Terrence Dixon – “Another Chance EP” (Goldmin Music) [July 2, 2021]

For Detroit Techno fans, Terrence Dixon hardly needs an introduction. He laid the global groundwork of the Detroit minimal scene with releases on Tresor and Metroplex. He establishes a loving vision for Detroit’s future through careful ethnography of its past. Dixon’s latest release “Another Chance EP” via Goldmin Music provides four tracks featuring dissonant Jazzy fragments tamed by grid-defying shakers and hats into something catchy.

The opener, like the cold ache of deep space itself, roils as quarks appear out of the latent vacuum energy of the aggravated void. The streets of Detroit have always seemed to lead into space, and that feeling is never more present than here.

His trademarks (which have become trademarks of the Detroit scene writ large) are there: the seeming disorder of dissonant Jazzy fragments tamed by grid-defying shakers and hats into something catchy, if not exactly easy to mix.

From the cover, which looks like someone tried to recreate a map of cosmic microwave background radiation with an oil-marbleization experiment; to the pseudorandom blorping of what might be the activation sequence of an atom-punk flying saucer on tracks like “Untitled 1,” which clash with an electro-style baseline; the image is deceptively easy. But the delicate, flutelike melody on “Untitled 2” sounds more an ensemble warming up down the block, and you realize that all these other sounds might be heard instead as the effluvia of daily traffic reorganizing around a dead stoplight, neighbors sharing local gossip, music interfering across city blocks in a city just like Detroit.

Just few months ago, Dixon released a companion video to his From the Far Future Pt.3 release on Tresor. (https://www.youtube.com/watch?v=Qbo9Y0YjfWg&t=23s). It consisted of a series of guerrilla-style clips shot from inside halogenic convenience stores and down stretches of ramshackle freeway, Snatches of phone conversation (the machine has stopped for a minute, you know, it gave me a break) and Dixon’s own music in the background throw these portraits of the Detroit quotidian into stark relief: is this the future so many will have to look forward to, or the one we were already promised? Plastic products on display behind bulletproof glass, while little children walk to school alone past shot-out windows, utterly unprotected. It’s easy to describe Dixon’s style as far-field and deep-spacey, but perhaps, as the title ‘Another Chance’ suggests, he’s establishing communication with a Detroit only a few generations away: one in which that child, adequately resourced, will rebuild the city utterly anew; letting it shine like a new Atlantis by the northern lake.

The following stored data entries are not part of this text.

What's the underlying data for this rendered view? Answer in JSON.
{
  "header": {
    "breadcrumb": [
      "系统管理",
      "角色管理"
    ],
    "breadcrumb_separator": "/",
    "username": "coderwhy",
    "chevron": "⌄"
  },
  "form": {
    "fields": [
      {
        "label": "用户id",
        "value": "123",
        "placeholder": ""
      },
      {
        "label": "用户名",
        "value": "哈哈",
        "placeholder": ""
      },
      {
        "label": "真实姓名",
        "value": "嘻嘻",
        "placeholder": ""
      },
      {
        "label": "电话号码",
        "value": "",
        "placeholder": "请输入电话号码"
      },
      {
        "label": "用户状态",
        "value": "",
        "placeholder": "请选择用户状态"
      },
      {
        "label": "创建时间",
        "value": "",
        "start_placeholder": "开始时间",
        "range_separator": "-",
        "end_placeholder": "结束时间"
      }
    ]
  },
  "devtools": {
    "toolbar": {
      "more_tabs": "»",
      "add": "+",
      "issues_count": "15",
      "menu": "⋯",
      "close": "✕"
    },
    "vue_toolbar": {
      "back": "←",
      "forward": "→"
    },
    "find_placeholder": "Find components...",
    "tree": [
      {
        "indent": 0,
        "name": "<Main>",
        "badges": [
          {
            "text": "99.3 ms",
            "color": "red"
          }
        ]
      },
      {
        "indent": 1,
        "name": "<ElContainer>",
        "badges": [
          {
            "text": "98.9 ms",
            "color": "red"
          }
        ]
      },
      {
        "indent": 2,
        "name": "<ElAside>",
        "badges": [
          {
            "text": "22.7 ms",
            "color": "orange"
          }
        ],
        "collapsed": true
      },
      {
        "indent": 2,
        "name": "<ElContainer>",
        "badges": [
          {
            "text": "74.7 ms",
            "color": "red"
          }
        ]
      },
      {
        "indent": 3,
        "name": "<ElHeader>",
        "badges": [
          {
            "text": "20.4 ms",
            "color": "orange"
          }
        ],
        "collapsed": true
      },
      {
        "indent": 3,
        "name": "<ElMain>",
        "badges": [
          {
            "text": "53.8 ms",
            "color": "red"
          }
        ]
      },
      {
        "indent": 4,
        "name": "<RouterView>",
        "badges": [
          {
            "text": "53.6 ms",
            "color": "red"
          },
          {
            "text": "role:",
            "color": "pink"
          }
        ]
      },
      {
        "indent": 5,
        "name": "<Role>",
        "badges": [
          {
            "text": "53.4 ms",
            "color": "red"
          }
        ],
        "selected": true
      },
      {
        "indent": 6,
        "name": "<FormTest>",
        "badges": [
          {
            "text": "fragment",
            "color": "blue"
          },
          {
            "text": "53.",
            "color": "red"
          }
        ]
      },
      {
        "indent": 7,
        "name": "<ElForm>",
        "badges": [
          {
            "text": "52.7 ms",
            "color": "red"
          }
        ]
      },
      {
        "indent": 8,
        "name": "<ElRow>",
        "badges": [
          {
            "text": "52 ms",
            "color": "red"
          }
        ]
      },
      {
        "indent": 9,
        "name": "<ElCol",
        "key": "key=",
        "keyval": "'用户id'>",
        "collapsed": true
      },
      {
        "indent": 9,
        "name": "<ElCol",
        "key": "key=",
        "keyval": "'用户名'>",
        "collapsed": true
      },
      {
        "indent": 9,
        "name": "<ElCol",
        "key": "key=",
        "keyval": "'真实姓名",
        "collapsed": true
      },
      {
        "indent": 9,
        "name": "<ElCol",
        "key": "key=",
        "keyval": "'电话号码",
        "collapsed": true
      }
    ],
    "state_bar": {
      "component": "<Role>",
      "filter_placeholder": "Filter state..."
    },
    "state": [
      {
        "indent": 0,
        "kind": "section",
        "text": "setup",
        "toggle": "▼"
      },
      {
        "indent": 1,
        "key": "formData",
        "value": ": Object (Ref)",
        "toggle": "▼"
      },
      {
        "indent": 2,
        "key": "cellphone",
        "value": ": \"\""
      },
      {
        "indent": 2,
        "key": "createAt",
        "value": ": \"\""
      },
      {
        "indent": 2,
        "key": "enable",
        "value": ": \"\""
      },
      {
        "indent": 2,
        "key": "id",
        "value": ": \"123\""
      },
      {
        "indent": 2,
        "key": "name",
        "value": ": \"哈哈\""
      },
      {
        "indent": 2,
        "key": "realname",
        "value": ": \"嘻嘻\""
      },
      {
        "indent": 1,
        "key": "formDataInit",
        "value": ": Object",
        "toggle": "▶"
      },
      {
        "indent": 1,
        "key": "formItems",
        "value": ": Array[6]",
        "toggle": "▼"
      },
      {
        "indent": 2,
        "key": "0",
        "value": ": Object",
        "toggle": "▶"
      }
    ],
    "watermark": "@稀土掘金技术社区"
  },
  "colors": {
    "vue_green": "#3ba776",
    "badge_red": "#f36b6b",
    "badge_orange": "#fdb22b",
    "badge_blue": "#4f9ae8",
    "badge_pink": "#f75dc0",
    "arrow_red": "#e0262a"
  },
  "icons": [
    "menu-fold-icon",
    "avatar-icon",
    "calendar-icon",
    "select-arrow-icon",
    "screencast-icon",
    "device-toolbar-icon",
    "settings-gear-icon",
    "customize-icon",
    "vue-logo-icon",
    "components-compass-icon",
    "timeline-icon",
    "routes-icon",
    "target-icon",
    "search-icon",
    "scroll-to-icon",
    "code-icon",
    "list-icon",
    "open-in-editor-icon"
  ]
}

We are brought up to imagine the future when we hear sounds (like Dixon’s expertly limited yet shockingly forward-thinking tracks) as something ‘out there’, carbon-alloy spaceships exploring the habitable zones of some distant nebula. But as cowboy billionaire man-children launch themselves into space with our money, projects like this require us to ask ourselves if deep space is actually still a metaphor for future suited for our time, or if the most interesting vision of the future is what we do right in our own backyards.